US Stocks See More Santa Flows Amid Sentiment Shift

US equity-focused ETFs and mutual funds enjoyed an eighth straight inflow over the latest weekly reporting period.

Although there are good reasons to doubt some of the “all-in” positioning narratives swirling around after last month’s “everything rally,” it’s certainly the case that sentiment inflected meaningfully for the better over the past several weeks. And that some folks acted accordingly.

Since mid-October, inflows to US stock funds come to more than $64 billion.

That inflow accounts for (nearly) the entirety of 2023’s net cumulative haul. Through October 11, net flows to US equity funds were barely positive for 2023.

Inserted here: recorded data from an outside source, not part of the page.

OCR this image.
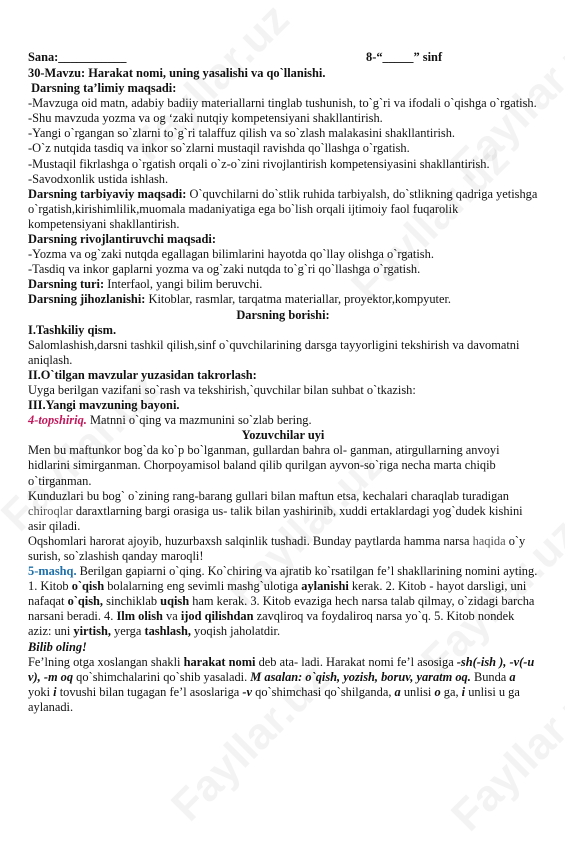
Sana:___________	8-“_____” sinf

30-Mavzu: Harakat nomi, uning yasalishi va qo`llanishi.

Darsning ta’limiy maqsadi:

-Mavzuga oid matn, adabiy badiiy materiallarni tinglab tushunish, to`g`ri va ifodali o`qishga o`rgatish.

-Shu mavzuda yozma va og ‘zaki nutqiy kompetensiyani shakllantirish.

-Yangi o`rgangan so`zlarni to`g`ri talaffuz qilish va so`zlash malakasini shakllantirish.

-O`z nutqida tasdiq va inkor so`zlarni mustaqil ravishda qo`llashga o`rgatish.

-Mustaqil fikrlashga o`rgatish orqali o`z-o`zini rivojlantirish kompetensiyasini shakllantirish.

-Savodxonlik ustida ishlash.

Darsning tarbiyaviy maqsadi: O`quvchilarni do`stlik ruhida tarbiyalsh, do`stlikning qadriga yetishga o`rgatish,kirishimlilik,muomala madaniyatiga ega bo`lish orqali ijtimoiy faol fuqarolik kompetensiyani shakllantirish.

Darsning rivojlantiruvchi maqsadi:

-Yozma va og`zaki nutqda egallagan bilimlarini hayotda qo`llay olishga o`rgatish.

-Tasdiq va inkor gaplarni yozma va og`zaki nutqda to`g`ri qo`llashga o`rgatish.

Darsning turi: Interfaol, yangi bilim beruvchi.

Darsning jihozlanishi: Kitoblar, rasmlar, tarqatma materiallar, proyektor,kompyuter.

Darsning borishi:

I.Tashkiliy qism.

Salomlashish,darsni tashkil qilish,sinf o`quvchilarining darsga tayyorligini tekshirish va davomatni aniqlash.

II.O`tilgan mavzular yuzasidan takrorlash:

Uyga berilgan vazifani so`rash va tekshirish,`quvchilar bilan suhbat o`tkazish:

III.Yangi mavzuning bayoni.

4-topshiriq. Matnni o`qing va mazmunini so`zlab bering.

Yozuvchilar uyi

Men bu maftunkor bog`da ko`p bo`lganman, gullardan bahra ol- ganman, atirgullarning anvoyi hidlarini simirganman. Chorpoyamisol baland qilib qurilgan ayvon-so`riga necha marta chiqib o`tirganman.

Kunduzlari bu bog` o`zining rang-barang gullari bilan maftun etsa, kechalari charaqlab turadigan chiroqlar daraxtlarning bargi orasiga us- talik bilan yashirinib, xuddi ertaklardagi yog`dudek kishini asir qiladi.

Oqshomlari harorat ajoyib, huzurbaxsh salqinlik tushadi. Bunday paytlarda hamma narsa haqida o`y surish, so`zlashish qanday maroqli!

5-mashq. Berilgan gapiarni o`qing. Ko`chiring va ajratib ko`rsatilgan fe’l shakllarining nomini ayting.

1. Kitob o`qish bolalarning eng sevimli mashg`ulotiga aylanishi kerak. 2. Kitob - hayot darsligi, uni nafaqat o`qish, sinchiklab uqish ham kerak. 3. Kitob evaziga hech narsa talab qilmay, o`zidagi barcha narsani beradi. 4. Ilm olish va ijod qilishdan zavqliroq va foydaliroq narsa yo`q. 5. Kitob nondek aziz: uni yirtish, yerga tashlash, yoqish jaholatdir.

Bilib oling!

Fe’lning otga xoslangan shakli harakat nomi deb ata- ladi. Harakat nomi fe’l asosiga -sh(-ish ), -v(-u v), -m oq qo`shimchalarini qo`shib yasaladi. M asalan: o`qish, yozish, boruv, yaratm oq. Bunda a yoki i tovushi bilan tugagan fe’l asoslariga -v qo`shimchasi qo`shilganda, a unlisi o ga, i unlisi u ga aylanadi.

It’s been a roller coaster year for US equity fund flows. Regular readers know the story, but I’ll briefly recapitulate.

Through mid-May, investors had redeemed a net ~$68 billion from US-equity focused funds. The tide turned with Nvidia’s Q1 report and, a week later, the debt ceiling deal.

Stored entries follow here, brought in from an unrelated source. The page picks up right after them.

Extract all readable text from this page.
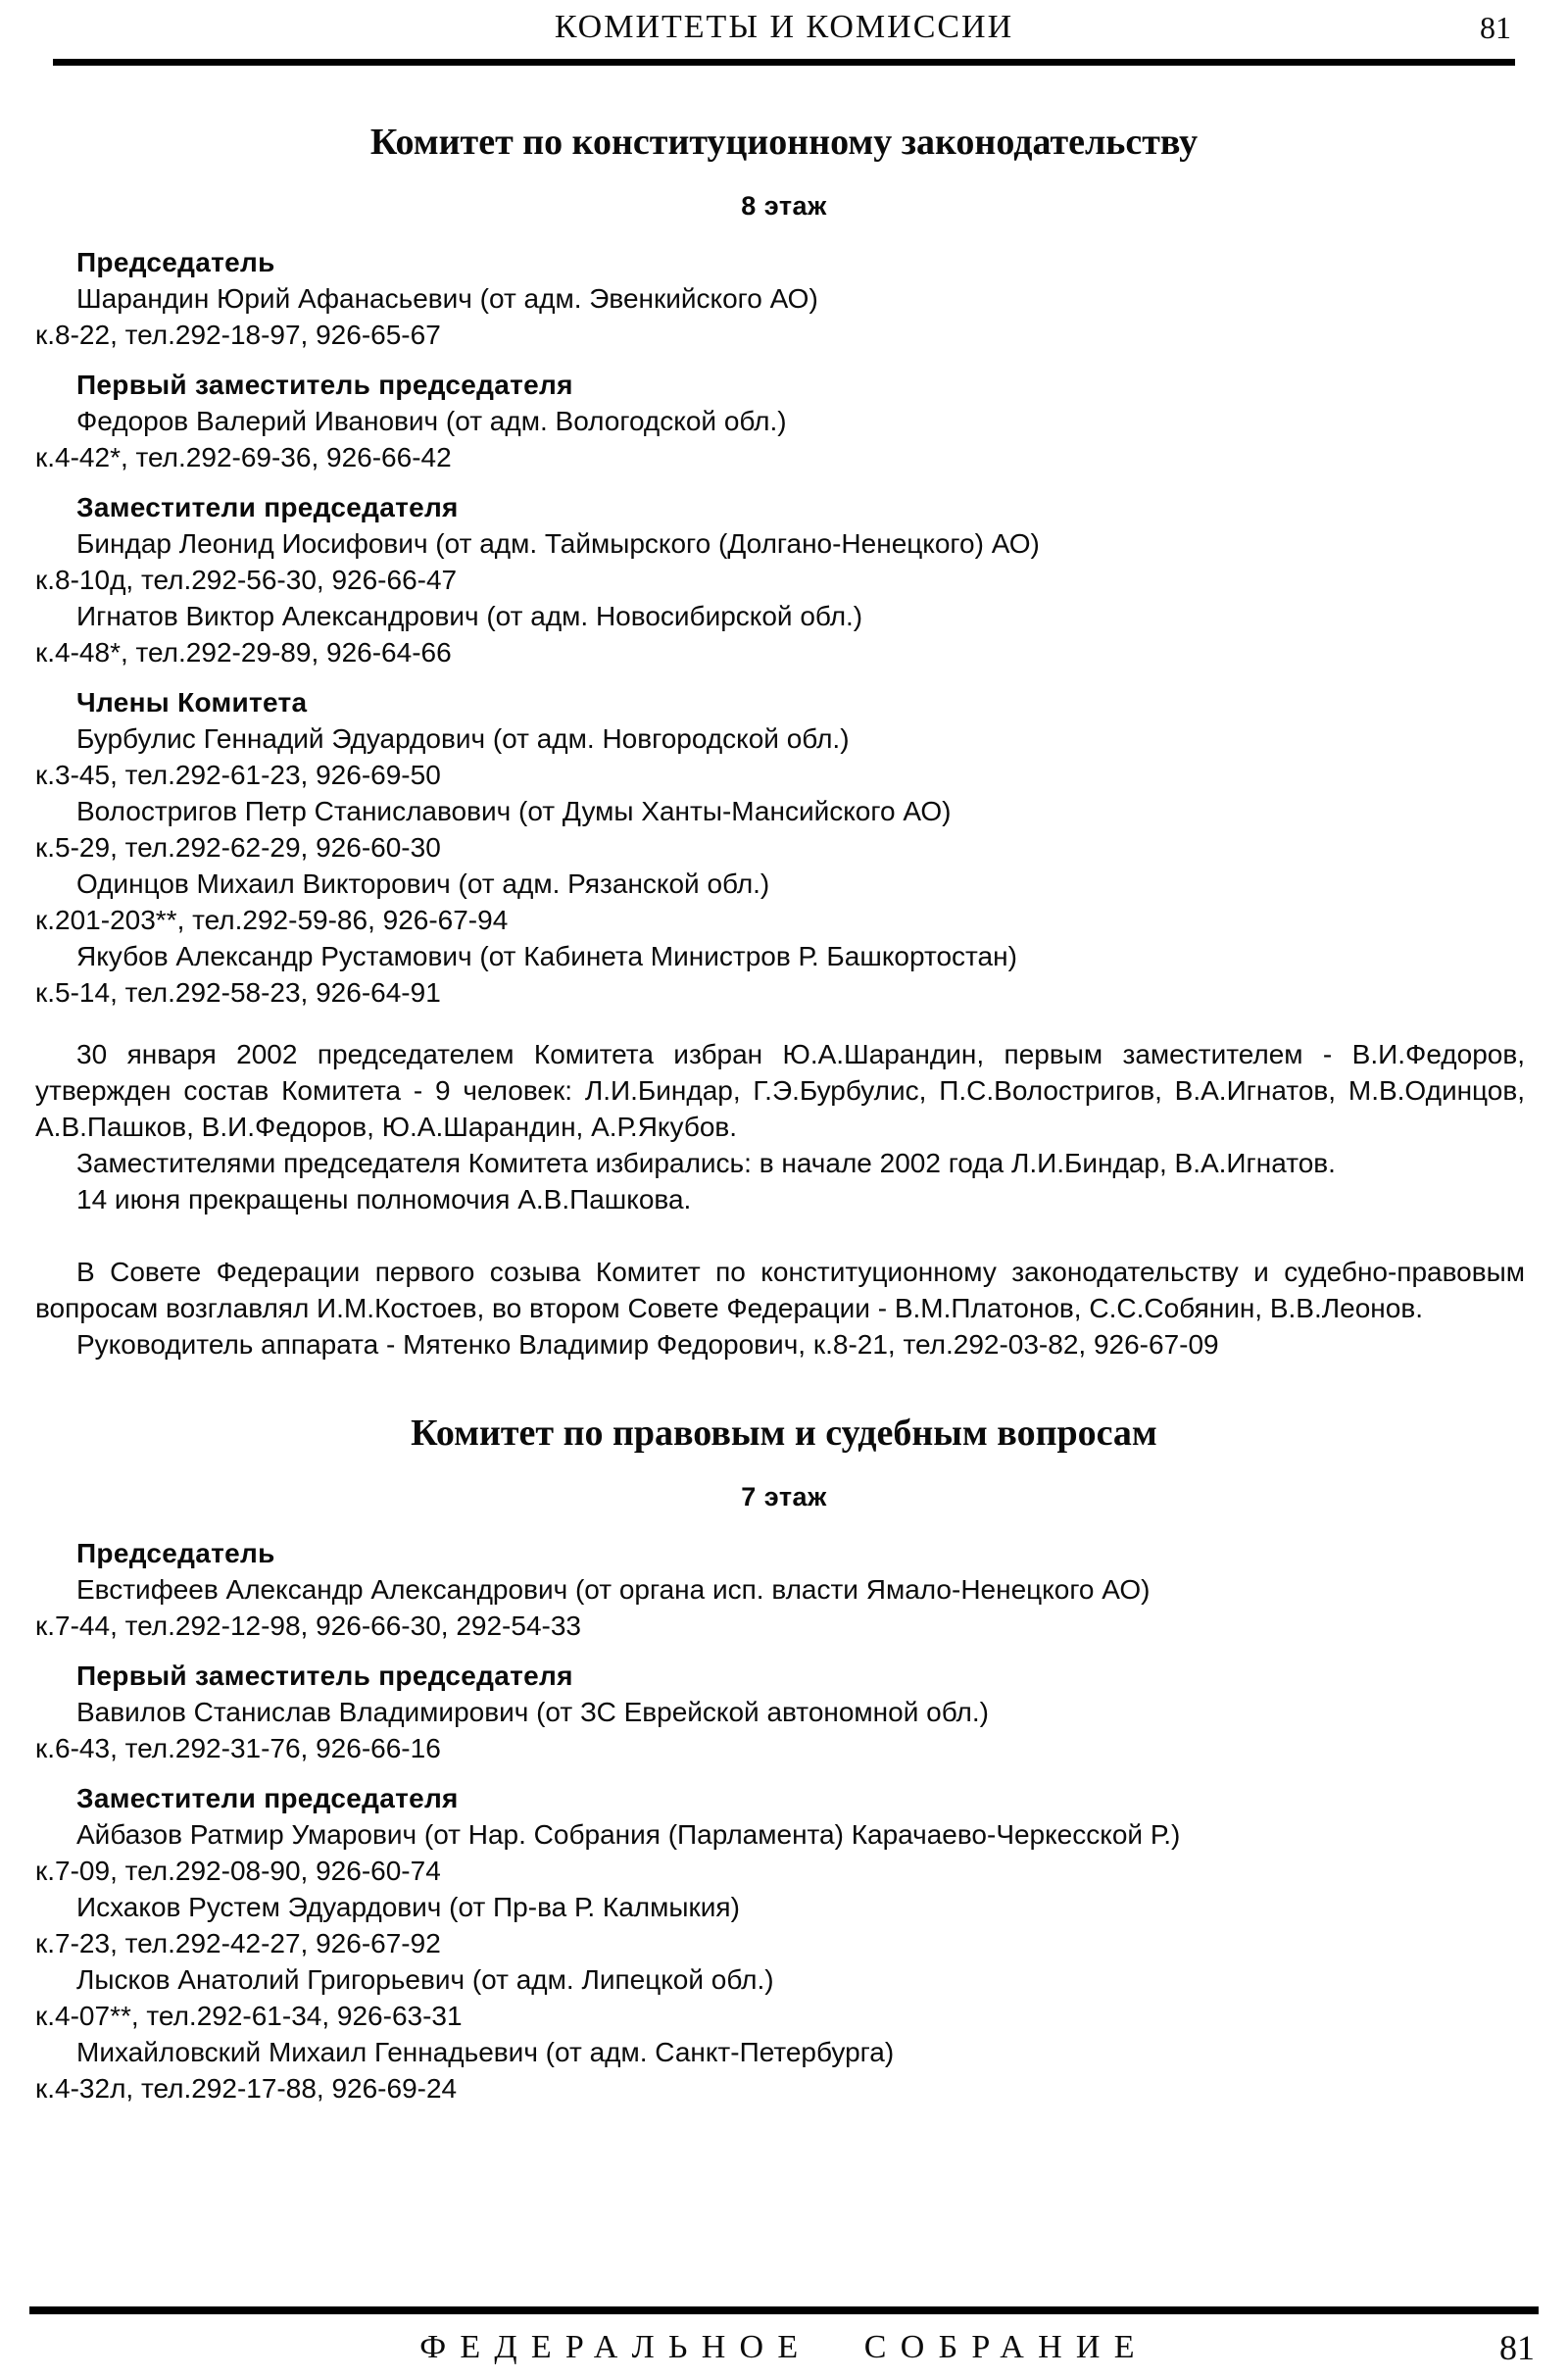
КОМИТЕТЫ И КОМИССИИ	81
Комитет по конституционному законодательству
8 этаж
Председатель
Шарандин Юрий Афанасьевич (от адм. Эвенкийского АО)
к.8-22, тел.292-18-97, 926-65-67
Первый заместитель председателя
Федоров Валерий Иванович (от адм. Вологодской обл.)
к.4-42*, тел.292-69-36, 926-66-42
Заместители председателя
Биндар Леонид Иосифович (от адм. Таймырского (Долгано-Ненецкого) АО)
к.8-10д, тел.292-56-30, 926-66-47
Игнатов Виктор Александрович (от адм. Новосибирской обл.)
к.4-48*, тел.292-29-89, 926-64-66
Члены Комитета
Бурбулис Геннадий Эдуардович (от адм. Новгородской обл.)
к.3-45, тел.292-61-23, 926-69-50
Волостригов Петр Станиславович (от Думы Ханты-Мансийского АО)
к.5-29, тел.292-62-29, 926-60-30
Одинцов Михаил Викторович (от адм. Рязанской обл.)
к.201-203**, тел.292-59-86, 926-67-94
Якубов Александр Рустамович (от Кабинета Министров Р. Башкортостан)
к.5-14, тел.292-58-23, 926-64-91

30 января 2002 председателем Комитета избран Ю.А.Шарандин, первым заместителем - В.И.Федоров, утвержден состав Комитета - 9 человек: Л.И.Биндар, Г.Э.Бурбулис, П.С.Волостригов, В.А.Игнатов, М.В.Одинцов, А.В.Пашков, В.И.Федоров, Ю.А.Шарандин, А.Р.Якубов.

Заместителями председателя Комитета избирались: в начале 2002 года Л.И.Биндар, В.А.Игнатов.

14 июня прекращены полномочия А.В.Пашкова.

В Совете Федерации первого созыва Комитет по конституционному законодательству и судебно-правовым вопросам возглавлял И.М.Костоев, во втором Совете Федерации - В.М.Платонов, С.С.Собянин, В.В.Леонов.

Руководитель аппарата - Мятенко Владимир Федорович, к.8-21, тел.292-03-82, 926-67-09

Комитет по правовым и судебным вопросам
7 этаж
Председатель
Евстифеев Александр Александрович (от органа исп. власти Ямало-Ненецкого АО)
к.7-44, тел.292-12-98, 926-66-30, 292-54-33
Первый заместитель председателя
Вавилов Станислав Владимирович (от ЗС Еврейской автономной обл.)
к.6-43, тел.292-31-76, 926-66-16
Заместители председателя
Айбазов Ратмир Умарович (от Нар. Собрания (Парламента) Карачаево-Черкесской Р.)
к.7-09, тел.292-08-90, 926-60-74
Исхаков Рустем Эдуардович (от Пр-ва Р. Калмыкия)
к.7-23, тел.292-42-27, 926-67-92
Лысков Анатолий Григорьевич (от адм. Липецкой обл.)
к.4-07**, тел.292-61-34, 926-63-31
Михайловский Михаил Геннадьевич (от адм. Санкт-Петербурга)
к.4-32л, тел.292-17-88, 926-69-24
ФЕДЕРАЛЬНОЕ СОБРАНИЕ	81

But it wasn’t smooth sailing from June through September. Flows were choppy as investors navigated the tumultuous waters around a vicious selloff at the long-end of the Treasury curve. It wasn’t until November when the game truly changed.

The sea change in US equity fund flows created a much better balance between DM and EM. During the first half of 2023, “global” equity fund flows was synonymous with EM (i.e., there were net outflows from DM products). Now, with a few weeks left to go, global equity inflows for the year stand at $148.4 billion, $62 billion of which is attributable to DM. (I assume this is obvious, but behind the scenes, the active-to-passive shift is ongoing, with ETFs seeing steady inflows against outflows for mutual funds.)

On the individual investor sentiment front, AAII’s bull index pulled back a bit this week, to 47.3% from 48.8%. Bearish sentiment moved up markedly, to 27.4%, but from a very low level.

Recall that the prior week’s bearish reading was just 19.6%, the lowest since January of 2018, the height of the short-vol bubble and just prior to “Vol-pocalypse”

Elsewhere on the flows front this week, both IG and junk credit saw a sixth straight weekly inflow, while Treasurys saw the largest weekly outflow since August of 2022. The big flow winner was — drumroll — cash, with a monumental $93 billion haul, the largest since SVB collapsed in March.

As a reminder (i.e., if you didn’t read my update) this week’s ICI release showed US money funds took in nearly $62 billion, running total AUM to $5.9 trillion.

For the year, US money funds have taken in nearly $1.2 trillion.